In 2014, then-President Obama normalized relations with Cuba and ended decades of a policy that wasn't working. It was a move that received mixed reviews at home, particularly because the brutal government in charge of that communist beach "paradise" was still kicking. Different names and faces, same policies. Fidel is dead, and his crumbling little empire isn't feeling so well itself. Leave it to Communism to take an island of fruit and rum, of flowers and tourism, of beautiful people and sailing, and make it a grim, gray workers' state.

But many Americans looked forward to a complete lifting of the embargo, too. With diplomatic recognition should have come Walmarts, right? Cuba Libre! This nation took a few steps in that direction under the last commander-in-chief. But many capitalist hopes were dashed in November of last year when President Trump reversed the business and travel rules his predecessor enacted.

U.S. Rep. Rick Crawford, who represents most Arkansas farmers in the Delta, recently spoke up on this issue, tweeting, "The embargo against Cuba has been in effect for almost 6 decades and has done little to achieve its purpose of weakening the repressive Cuban government. It's time we stop denying our farmers access to the Cuban market."

He has a point. This country has tried to isolate Cuba's government and embargo it to death, but still it remains. What, pray tell, is the benefit of continuing the embargo? Arkansans certainly aren't getting anything out of this outdated policy.

We already sell an overwhelming amount of rice to one communist nation with a government that suppresses free speech, if not free thought, of its people. What's the difference in the United States selling rice to Red China and selling to Cuba? Other than leftover Cold War emotions?

If we want to continue to push for government reform in Cuba, that's the American way--but we can do so without blocking opportunities for Arkansas farmers.

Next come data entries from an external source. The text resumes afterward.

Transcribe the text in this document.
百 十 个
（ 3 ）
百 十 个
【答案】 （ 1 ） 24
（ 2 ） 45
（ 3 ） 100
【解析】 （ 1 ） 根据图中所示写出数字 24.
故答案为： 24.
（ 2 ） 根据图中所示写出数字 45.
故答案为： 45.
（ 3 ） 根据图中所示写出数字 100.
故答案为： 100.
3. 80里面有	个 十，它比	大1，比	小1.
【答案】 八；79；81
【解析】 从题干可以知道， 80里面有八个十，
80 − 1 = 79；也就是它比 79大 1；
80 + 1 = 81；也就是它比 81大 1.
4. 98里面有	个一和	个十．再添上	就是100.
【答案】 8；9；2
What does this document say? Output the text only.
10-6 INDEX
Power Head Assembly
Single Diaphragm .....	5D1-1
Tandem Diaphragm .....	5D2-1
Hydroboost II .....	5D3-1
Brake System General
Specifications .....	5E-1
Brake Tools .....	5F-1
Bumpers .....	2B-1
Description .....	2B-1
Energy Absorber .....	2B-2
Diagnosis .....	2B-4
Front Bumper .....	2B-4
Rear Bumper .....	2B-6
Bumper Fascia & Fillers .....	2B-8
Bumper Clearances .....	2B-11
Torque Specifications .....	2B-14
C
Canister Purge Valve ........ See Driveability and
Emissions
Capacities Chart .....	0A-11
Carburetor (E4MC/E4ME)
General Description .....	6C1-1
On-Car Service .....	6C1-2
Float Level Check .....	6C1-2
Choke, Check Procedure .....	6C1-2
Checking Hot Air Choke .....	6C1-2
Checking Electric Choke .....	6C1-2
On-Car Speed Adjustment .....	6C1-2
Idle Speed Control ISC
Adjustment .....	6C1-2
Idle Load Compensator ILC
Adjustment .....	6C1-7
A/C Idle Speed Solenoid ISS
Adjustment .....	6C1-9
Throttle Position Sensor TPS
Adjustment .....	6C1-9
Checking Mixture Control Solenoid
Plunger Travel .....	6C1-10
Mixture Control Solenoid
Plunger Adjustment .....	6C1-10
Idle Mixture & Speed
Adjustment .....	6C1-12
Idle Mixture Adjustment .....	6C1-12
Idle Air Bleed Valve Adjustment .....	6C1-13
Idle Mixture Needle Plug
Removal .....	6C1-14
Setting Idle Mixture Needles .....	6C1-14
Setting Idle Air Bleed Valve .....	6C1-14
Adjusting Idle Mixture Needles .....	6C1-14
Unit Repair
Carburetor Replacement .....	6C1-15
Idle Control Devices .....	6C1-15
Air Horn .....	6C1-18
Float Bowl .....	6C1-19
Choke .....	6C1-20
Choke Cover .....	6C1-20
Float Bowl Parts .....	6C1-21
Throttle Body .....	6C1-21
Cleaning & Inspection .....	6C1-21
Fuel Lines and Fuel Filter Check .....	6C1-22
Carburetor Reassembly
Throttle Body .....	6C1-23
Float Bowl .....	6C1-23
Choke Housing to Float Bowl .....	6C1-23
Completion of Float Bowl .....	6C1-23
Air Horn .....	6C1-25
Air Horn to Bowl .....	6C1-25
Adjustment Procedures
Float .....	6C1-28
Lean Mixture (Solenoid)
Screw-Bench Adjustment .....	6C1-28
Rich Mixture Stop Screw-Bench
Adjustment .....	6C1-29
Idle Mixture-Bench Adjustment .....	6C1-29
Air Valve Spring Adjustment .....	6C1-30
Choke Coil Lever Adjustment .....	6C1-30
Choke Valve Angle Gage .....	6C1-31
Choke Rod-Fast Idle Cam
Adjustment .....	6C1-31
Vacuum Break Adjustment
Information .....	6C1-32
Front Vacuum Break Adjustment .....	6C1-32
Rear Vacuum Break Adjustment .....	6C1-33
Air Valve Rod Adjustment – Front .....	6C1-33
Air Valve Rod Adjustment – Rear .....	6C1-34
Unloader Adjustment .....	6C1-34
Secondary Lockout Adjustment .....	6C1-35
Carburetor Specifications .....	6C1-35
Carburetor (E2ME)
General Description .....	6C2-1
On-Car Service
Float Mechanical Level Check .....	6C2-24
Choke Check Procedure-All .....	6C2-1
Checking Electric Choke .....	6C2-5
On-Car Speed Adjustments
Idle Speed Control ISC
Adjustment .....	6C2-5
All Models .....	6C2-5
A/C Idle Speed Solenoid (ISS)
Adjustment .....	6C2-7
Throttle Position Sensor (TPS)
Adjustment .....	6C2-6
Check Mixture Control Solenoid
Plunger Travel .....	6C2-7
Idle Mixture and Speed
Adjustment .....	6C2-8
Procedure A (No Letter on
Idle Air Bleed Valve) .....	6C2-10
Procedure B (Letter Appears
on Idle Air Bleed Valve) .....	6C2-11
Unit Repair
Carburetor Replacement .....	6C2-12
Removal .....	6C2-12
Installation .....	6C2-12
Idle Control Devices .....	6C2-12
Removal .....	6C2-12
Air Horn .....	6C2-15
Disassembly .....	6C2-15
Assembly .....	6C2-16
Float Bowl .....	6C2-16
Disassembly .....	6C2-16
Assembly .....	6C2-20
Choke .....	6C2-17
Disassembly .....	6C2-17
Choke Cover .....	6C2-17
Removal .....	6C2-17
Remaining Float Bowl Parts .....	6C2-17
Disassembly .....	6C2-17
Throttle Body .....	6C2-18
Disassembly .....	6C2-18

Rep. Crawford is working on a bill to address Cuban exports, the Latin American News Agency reports. We'd encourage the rest of our congressional delegation to get behind Mr. Crawford's efforts.

Let's see if the embargo on trade with Cuba can be lifted, along with that government's embargo on free thought. Trade can be liberating. So can rubbing elbows with those living free in an open society. Remember what happened when Comrade Gorbachev thought he could apply just a little cosmetic Glasnost and Perestroika, openness and reconstruction, to the Soviet system? Result: Goodbye, Soviet Union and General Secretary Gorbachev with it. Communism with a human face, that contradiction in terms, turned out to be no Communism at all.

And what a wonderful world that would be. Other false faiths, fascism notably, have fallen in the face of freedom before. Communism should follow soonest. Perhaps with a little help from free trade, free people, and Arkansas rice. Why not find out?